Una noche, el aire pesado con el humo de las cenas, mi padre interrumpió su silencio entrando lentamente a la casa, y yo lo escuché mover su cama de metal y tirar y arrastrar algo pesado. Lo adiviné revolviendo en las viejas canastas que guardaba debajo de la cama. Maama lo había amenazado con tirarle todo, pero mi padre gruñó, “Antes te tiro a ti”, pero por supuesto no lo hizo. En vez de eso dejó de hablarle, y a mí también, lo que pensé que era injusto. Se retrajo en sí mismo, y no solo en términos físicos. Encorvado y taciturno, se había vuelto un fantasma frío en la mesa, uno que recorría las tres habitaciones de nuestra casa llenándolas de un olor amargo. Pero después de una semana, mientras ella servía en silencio la comida, de pronto le sonrió. “Para tener tantas fallas, eres una buena cocinera”, dijo, mientras le daba forma a un pequeño trozo de posho con sus dedos flacos, apretándolo y apretándolo antes de hundirlo en la salsa de frijoles. Nuestras bocas formaron amplias sonrisas blancas, y no hubiésemos parado ni aunque nos hubieran abofeteado. Yo hubiera sido capaz de enfrentarme a mi madre por esas bolsas olorosas.
Taata salió de la casa con un costal largo, gris y harapiento. Era una pata de vaca, la pezuña oscura colgando en la punta, la bolsa de piel seca y vieja que había perdido la mayor parte de su pelo. Se sentó y hundió el brazo dentro, buscando, y salió con unas migas que parecían tierra y pelusa. Del bolsillo del saco extrajo una pipa que se veía igual de vieja, y metió las partículas en ella apenas llenándola. “Nada”, murmuró. “Nada, eso es todo”. Encendió la pipa mientras yo lo observaba; sabía que quería que lo mirase. Debe haberse fumado la piel misma. El humo giró hacia arriba y desapareció en el aire espeso con un aroma sutil pero de alguna manera familiar.
“No te voy a dar nada”, dijo sin mirarme a mí sino a las oscuras sombras azuladas que habían sido árboles y casas un momento antes. La oscuridad volvía misteriosas las sombras conocidas. Cuando lo miré, había lágrimas brillando en su cara, quizás por el humo.
“Ok, finalmente te voy a enseñar a matar”.
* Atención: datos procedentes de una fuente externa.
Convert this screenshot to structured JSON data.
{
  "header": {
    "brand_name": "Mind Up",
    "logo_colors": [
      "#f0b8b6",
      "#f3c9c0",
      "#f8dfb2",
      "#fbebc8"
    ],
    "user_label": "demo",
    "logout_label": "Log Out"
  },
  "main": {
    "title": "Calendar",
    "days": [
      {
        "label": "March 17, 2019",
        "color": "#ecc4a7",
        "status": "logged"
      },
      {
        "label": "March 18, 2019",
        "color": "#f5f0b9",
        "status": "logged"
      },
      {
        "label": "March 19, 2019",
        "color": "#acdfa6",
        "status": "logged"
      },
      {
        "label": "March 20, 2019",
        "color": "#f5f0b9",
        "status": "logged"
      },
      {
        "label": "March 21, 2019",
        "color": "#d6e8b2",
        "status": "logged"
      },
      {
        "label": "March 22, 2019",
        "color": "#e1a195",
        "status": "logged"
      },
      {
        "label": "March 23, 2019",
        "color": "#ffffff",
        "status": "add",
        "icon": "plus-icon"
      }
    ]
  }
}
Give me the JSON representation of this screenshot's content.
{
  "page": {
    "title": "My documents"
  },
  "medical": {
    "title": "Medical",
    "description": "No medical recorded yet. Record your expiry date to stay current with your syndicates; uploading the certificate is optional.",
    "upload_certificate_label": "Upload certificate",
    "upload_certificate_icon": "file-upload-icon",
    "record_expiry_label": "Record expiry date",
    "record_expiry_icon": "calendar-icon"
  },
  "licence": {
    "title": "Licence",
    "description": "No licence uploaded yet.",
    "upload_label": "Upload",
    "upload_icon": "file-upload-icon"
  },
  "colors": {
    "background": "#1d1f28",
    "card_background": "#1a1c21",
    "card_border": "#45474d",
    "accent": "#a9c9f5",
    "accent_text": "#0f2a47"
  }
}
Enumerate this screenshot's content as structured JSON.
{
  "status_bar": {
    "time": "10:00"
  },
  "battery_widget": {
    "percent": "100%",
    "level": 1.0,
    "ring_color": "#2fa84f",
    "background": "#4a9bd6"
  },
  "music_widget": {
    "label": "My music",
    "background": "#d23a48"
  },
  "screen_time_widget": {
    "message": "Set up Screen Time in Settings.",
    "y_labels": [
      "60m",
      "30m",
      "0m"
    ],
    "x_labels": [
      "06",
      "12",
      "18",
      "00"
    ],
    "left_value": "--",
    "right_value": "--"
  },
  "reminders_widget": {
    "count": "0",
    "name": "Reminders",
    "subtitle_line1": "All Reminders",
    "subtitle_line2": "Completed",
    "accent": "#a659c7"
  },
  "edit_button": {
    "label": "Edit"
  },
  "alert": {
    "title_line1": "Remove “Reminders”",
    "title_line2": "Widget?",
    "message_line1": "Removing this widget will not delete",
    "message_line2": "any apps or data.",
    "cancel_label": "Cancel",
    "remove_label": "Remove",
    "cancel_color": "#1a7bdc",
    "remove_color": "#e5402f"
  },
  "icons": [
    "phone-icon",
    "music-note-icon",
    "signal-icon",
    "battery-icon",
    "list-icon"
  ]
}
Me vi arrancada del trance del silencio.
“¿Qué?”
“Mañana no comas nada. Al menos eso me enseñaron”.
“¿Matar qué?”
“Por tu tamaño, un pájaro. Pero para eso tienes que tener hambre”.
Me quedé callada. En general, mi padre era bastante incoherente en esos anocheceres que pasábamos juntos, pero esto era peor. Algunas veces deseaba que se quedara callado.
Mi madre apareció desde un rincón de la casa. “Ustedes, cristianos, ¿ya bebieron suficiente? Vengan a comer”, llamó alegre.
No podíamos regodearnos en el silencio para siempre. Mi padre se levantó fatigado, y yo me levanté como él, simulando fatiga. “Mujeres”, murmuramos los dos, pero la seguimos, su trasero bamboleante, una ofensa para nuestro espíritu.
El día siguiente, sábado, era un buen día para no comer porque no había escuela. Mamá estaba irritada. “¿Qué? ¿No vas a comer? Hay pescado para almorzar”.
“No. Lo dijo Taata”. Siempre era mi coartada. Pero justo hoy, siendo el pescado tan raro en casa, obedecerlo era doloroso.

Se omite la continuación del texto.